Crossing the barrage, I was bemused to find a potholed road. While the superb highways were built by the NHAI, an indifferent Bhakra Management Board was in charge of the one-kilometre-long barrage. It seems this neglect is meted out to all the barrages in Punjab because the overriding interest is the water!

In Faridkot and Ferozepur, I travelled along the great Rajasthan canal, a ‘river of sweet water’, Punjab’s gift to that state. In the ’70s and ’80s, the canal had perfect brick lining and smooth embankment roads. Now, the brick lining has bushes and small trees breaking into it. No wonder I often read of canal bank ruptures affecting Punjab farmers. Times, I suppose, have changed.
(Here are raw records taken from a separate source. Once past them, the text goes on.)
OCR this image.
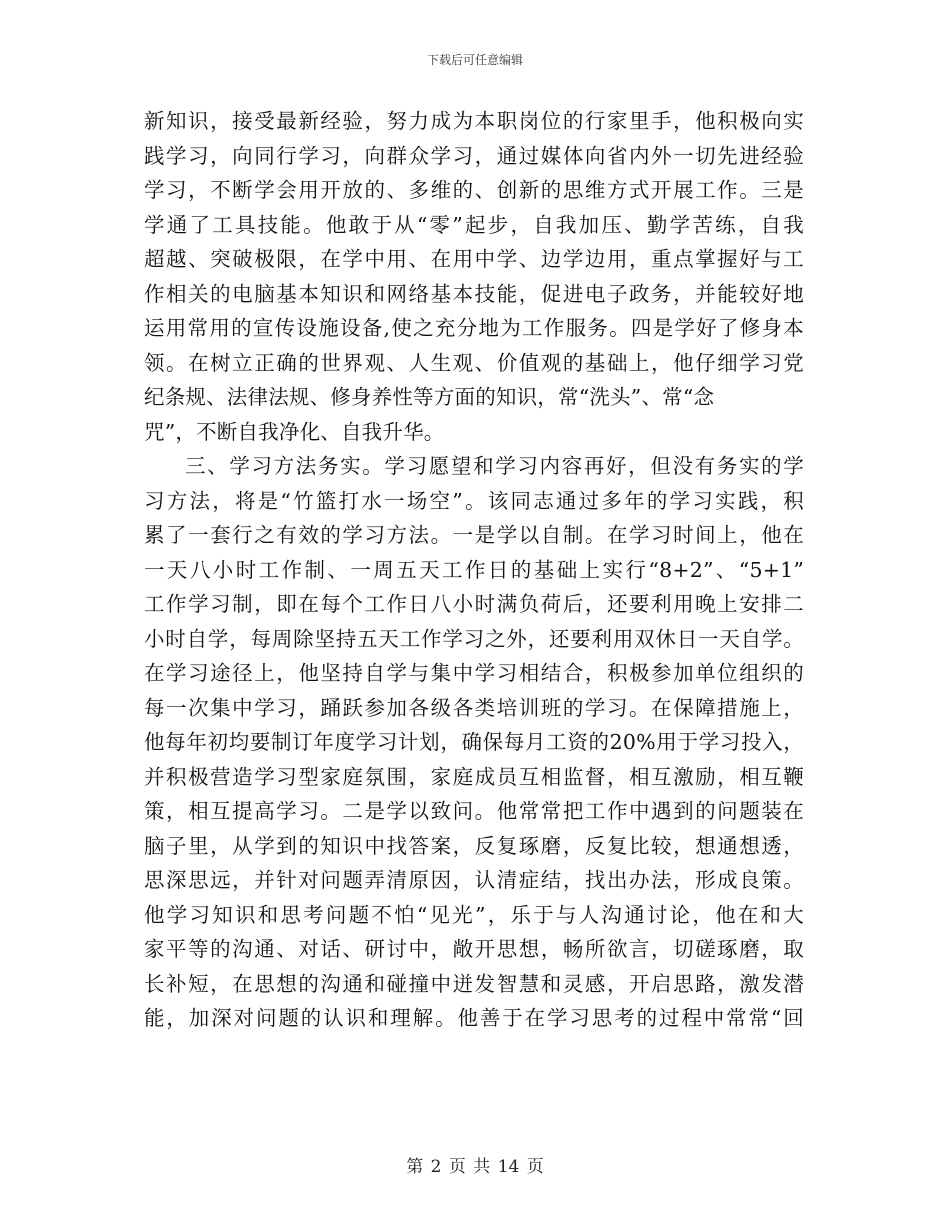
下载后可任意编辑
新知识，接受最新经验，努力成为本职岗位的行家里手，他积极向实
践学习，向同行学习，向群众学习，通过媒体向省内外一切先进经验
学习，不断学会用开放的、多维的、创新的思维方式开展工作。三是
学通了工具技能。他敢于从“零”起步，自我加压、勤学苦练，自我
超越、突破极限，在学中用、在用中学、边学边用，重点掌握好与工
作相关的电脑基本知识和网络基本技能，促进电子政务，并能较好地
运用常用的宣传设施设备,使之充分地为工作服务。四是学好了修身本
领。在树立正确的世界观、人生观、价值观的基础上，他仔细学习党
纪条规、法律法规、修身养性等方面的知识，常“洗头”、常“念
咒”，不断自我净化、自我升华。
三、学习方法务实。学习愿望和学习内容再好，但没有务实的学
习方法，将是“竹篮打水一场空”。该同志通过多年的学习实践，积
累了一套行之有效的学习方法。一是学以自制。在学习时间上，他在
一天八小时工作制、一周五天工作日的基础上实行“8+2”、“5+1”
工作学习制，即在每个工作日八小时满负荷后，还要利用晚上安排二
小时自学，每周除坚持五天工作学习之外，还要利用双休日一天自学。
在学习途径上，他坚持自学与集中学习相结合，积极参加单位组织的
每一次集中学习，踊跃参加各级各类培训班的学习。在保障措施上，
他每年初均要制订年度学习计划，确保每月工资的20%用于学习投入，
并积极营造学习型家庭氛围，家庭成员互相监督，相互激励，相互鞭
策，相互提高学习。二是学以致问。他常常把工作中遇到的问题装在
脑子里，从学到的知识中找答案，反复琢磨，反复比较，想通想透，
思深思远，并针对问题弄清原因，认清症结，找出办法，形成良策。
他学习知识和思考问题不怕“见光”，乐于与人沟通讨论，他在和大
家平等的沟通、对话、研讨中，敞开思想，畅所欲言，切磋琢磨，取
长补短，在思想的沟通和碰撞中迸发智慧和灵感，开启思路，激发潜
能，加深对问题的认识和理解。他善于在学习思考的过程中常常“回
第 2 页 共 14 页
Innovation is inbuilt in the Punjabi make-up. In the town of Talwandi Bhai Ke, I found a whole bazaar of agriculture machinery: trolleys, tractor ploughs, tillers, rice planters and land levellers. How come? The town is full of local manufacturers who make them just as good as big companies, at a fraction of the cost. They copy the Chinese rice planters, hundreds of which were brought in by the government. This helps address the labour shortage in the countryside. China should not be surprised if we start exporting planters to them! The intensive vegetable farming in greenhouses here is the handiwork of Muslim vegetable growers from UP, leasing land at attractive rates and, with their diligence, still making a profit. There are private schools and colleges everywhere. Excellent buildings, which I think will ultimately impart quality education, with competition weeding out the inefficient ones. These institutions, again, are invariably called Oxford, Cambridge or Oxbridge. Sadly for the Americans, no one in these parts has heard of Harvard and Stanford.

(The writer is the Union minister for youth affairs and sports. He was formerly Punjab’s agriculture secretary.)